Download final result
When an experiment is complete, the result structure and result meta data file can be downloaded directly from the Launch page. Alternatively, the file path(s) can be copied from the Launch page.
As mentioned above, you can also download the result structure from the ‘Experiments’ page below the image projection.
Tips:
Interpreting results
Checking for preferred orientation
The Viewing Direction Distribution plot, available at the completion of a Refinement experiment, sheds light on the degree of orientation bias in your sample. For example, the following plot shows that while there are some viewing directions from which the sample was never imaged, there are images available from nearly every viewing direction for the sample, and the distribution of those viewing directions does not indicate a large amount of orientation bias.
On the other hand, in the below plot, it is clear that nearly all of the top and bottom viewing directions are missing in the sample, i.e., we almost only ever see the sample from the sides, not from the top or bottom. However, the band of equatorial views is likely wide enough that we are able to see enough of the sample from a variety of views to generate a decent reconstruction and refinement.
Finally, the Viewing Direction Distribution plot will reflect the symmetric nature of a dataset containing a highly symmetric protein - e.g., the below plot shows a structure with four-fold symmetry.

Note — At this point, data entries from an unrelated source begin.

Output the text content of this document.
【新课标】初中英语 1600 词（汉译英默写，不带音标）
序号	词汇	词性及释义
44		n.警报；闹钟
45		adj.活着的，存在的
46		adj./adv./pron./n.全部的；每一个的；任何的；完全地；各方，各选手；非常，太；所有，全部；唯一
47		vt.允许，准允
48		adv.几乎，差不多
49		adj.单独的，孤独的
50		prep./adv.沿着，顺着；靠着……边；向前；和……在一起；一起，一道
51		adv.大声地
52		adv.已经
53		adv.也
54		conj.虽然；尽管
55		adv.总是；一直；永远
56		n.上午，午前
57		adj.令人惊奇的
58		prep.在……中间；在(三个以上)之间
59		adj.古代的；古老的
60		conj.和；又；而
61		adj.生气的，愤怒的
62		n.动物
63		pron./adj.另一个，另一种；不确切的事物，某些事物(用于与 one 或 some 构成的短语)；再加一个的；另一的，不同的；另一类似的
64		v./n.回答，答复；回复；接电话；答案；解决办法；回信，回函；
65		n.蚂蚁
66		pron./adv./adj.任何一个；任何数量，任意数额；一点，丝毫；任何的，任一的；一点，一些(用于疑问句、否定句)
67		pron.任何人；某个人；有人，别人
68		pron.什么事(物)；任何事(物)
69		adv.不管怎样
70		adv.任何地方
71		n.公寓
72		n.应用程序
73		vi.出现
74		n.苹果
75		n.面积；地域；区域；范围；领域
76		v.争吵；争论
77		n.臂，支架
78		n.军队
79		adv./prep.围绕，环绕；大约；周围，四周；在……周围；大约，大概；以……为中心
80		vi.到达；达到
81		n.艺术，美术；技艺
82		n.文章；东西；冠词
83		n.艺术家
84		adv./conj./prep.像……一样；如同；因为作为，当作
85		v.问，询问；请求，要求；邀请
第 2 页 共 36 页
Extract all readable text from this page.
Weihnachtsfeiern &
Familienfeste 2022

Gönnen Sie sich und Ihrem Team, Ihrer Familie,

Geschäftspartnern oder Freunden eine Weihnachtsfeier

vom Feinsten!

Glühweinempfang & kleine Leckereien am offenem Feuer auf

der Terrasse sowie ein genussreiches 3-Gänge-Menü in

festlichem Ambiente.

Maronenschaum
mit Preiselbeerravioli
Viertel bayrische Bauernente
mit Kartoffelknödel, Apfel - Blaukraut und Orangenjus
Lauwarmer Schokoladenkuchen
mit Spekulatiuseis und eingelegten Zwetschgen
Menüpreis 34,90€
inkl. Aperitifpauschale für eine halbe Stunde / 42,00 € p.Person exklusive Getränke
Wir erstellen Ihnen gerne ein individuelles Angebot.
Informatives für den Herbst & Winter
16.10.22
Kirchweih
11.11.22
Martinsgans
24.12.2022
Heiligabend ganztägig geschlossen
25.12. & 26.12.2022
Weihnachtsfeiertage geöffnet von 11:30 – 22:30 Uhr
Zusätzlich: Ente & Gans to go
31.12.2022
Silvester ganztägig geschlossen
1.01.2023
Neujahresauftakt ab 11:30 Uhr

Interpreting gold-standard FSC curves
No Mask:
This is the raw FSC calculated between two independent half-maps reconstructed from the data. There is no masking applied, so both the structure and solvent are included in this FSC.
Spherical:
This is the FSC calculated after applying a soft spherical mask to both half maps. The outer radius of the soft sphere is equal to half the volume box-size (i.e. the sphere extends to the faces of the box in all directions). The inner radius is 85 percent of the outer radius. Between inner and outer radii, a soft cosine edge transitions from a mask value of one to a value of zero.
Loose:
This is the FSC calculated after applying a soft solvent mask to both half maps. The loose mask is calculated as follows. First, the density map is thresholded at 50% of the maximum density value. The resulting volume is dilated to create a soft mask. Voxels in the mask that are within 25 angstroms of the thresholded region receive a mask value of 1.0. Voxels between 25 and 40 angstroms fall off with a soft cosine edge, and voxels outside 40 angstroms receive a value of 0.0.
Tight:
This is the same as the loose mask, except the dilation distances are 6 angstroms for the value 1.0 distance and 12 angstroms for the value 0.0 distance.
Corrected:
This is the FSC curve calculated using the tight mask with correction by noise substitution [1]. The two half maps have their phases randomized beyond a certain resolution, then the tight mask is applied to both, and an FSC is calculated. This FSC is used along with the original FSC before phase randomization to compute the corrected FSC as in [1]. This accounts for correlation effects induced by masking. The resolution at which phase randomization begins is the resolution at which the no-mask FSC drops below the FSC = 0.143 criterion.
[1] Chen, S. et al. High-resolution noise substitution to measure overfitting and validate resolution in 3D structure determination by single particle electron cryomicroscopy. Ultramicroscopy 135, 24–35 (2013).